Mesmo antes da promulgação da Lei 12.101/09, as entidades beneficentes de assistência social já haviam iniciado disputa judicial em face da União, argumentando que o art. 55 da Lei 8.212/91 não seria o diploma adequado para regulamentar os requisitos para fruição do benefício, uma vez que por se tratar – a imunidade – de limitação constitucional ao poder de tributar, sua regulamentação deve se dar por meio de Lei Complementar, por força do 146, II, da CR/88.

Após longos anos de discussão o Supremo Tribunal Federal concluiu o julgamento do Recurso Extraordinário 566.622, julgado sob o rito da repercussão geral, no qual restou reconhecido que “… a regência de imunidade faz-se mediante lei complementar.”

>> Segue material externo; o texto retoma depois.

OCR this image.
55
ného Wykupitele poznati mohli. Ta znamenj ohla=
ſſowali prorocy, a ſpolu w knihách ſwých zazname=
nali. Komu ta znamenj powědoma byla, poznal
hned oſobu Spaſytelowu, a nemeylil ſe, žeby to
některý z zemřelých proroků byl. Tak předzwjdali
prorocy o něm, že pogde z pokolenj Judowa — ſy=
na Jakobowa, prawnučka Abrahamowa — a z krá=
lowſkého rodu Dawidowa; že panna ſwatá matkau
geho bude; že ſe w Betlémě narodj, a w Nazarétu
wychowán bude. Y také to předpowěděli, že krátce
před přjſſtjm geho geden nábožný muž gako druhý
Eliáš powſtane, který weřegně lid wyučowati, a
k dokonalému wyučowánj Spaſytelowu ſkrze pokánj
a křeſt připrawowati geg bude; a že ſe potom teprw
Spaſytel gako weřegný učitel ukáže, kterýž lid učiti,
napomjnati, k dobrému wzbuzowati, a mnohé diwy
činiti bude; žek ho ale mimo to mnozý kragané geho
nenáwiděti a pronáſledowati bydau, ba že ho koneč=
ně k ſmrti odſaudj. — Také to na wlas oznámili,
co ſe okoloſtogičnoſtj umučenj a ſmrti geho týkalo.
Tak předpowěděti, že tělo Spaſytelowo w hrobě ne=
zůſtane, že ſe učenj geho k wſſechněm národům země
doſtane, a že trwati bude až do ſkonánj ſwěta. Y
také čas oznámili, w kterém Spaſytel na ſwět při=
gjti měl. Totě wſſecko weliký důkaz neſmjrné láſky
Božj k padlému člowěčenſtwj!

Em seu voto o Ministro Marco Aurélio, relator do acórdão, deixou claro que deveria ser aplicado o art. 14 do CTN, também para a imunidade relativa às contribuições sociais. Observe:

O § 7º do artigo 195 deve ser interpretado e aplicado em conjunto com o preceito constitucional transcrito, afastando-se dúvida quanto à reserva exclusiva de lei complementar para a disciplina das condições a serem observadas no exercício do direito à imunidade. No âmbito do sistema normativo brasileiro, e considerada a natureza tributária das contribuições sociais, é no Código Tributário Nacional, precisamente no artigo 14, que se encontram os requisitos exigidos.

(…)

Nesse sentido, os requisitos estipulados no artigo 14 do Código Tributário Nacional satisfazem, plenamente, o controle de legitimidade dessas entidades a ser implementado pelo órgão competente para tanto – a Receita Federal do Brasil. O § 1º do aludido artigo 14 permite, inclusive, a suspensão do benefício caso seja atestada a inobservância dos parâmetros definidos.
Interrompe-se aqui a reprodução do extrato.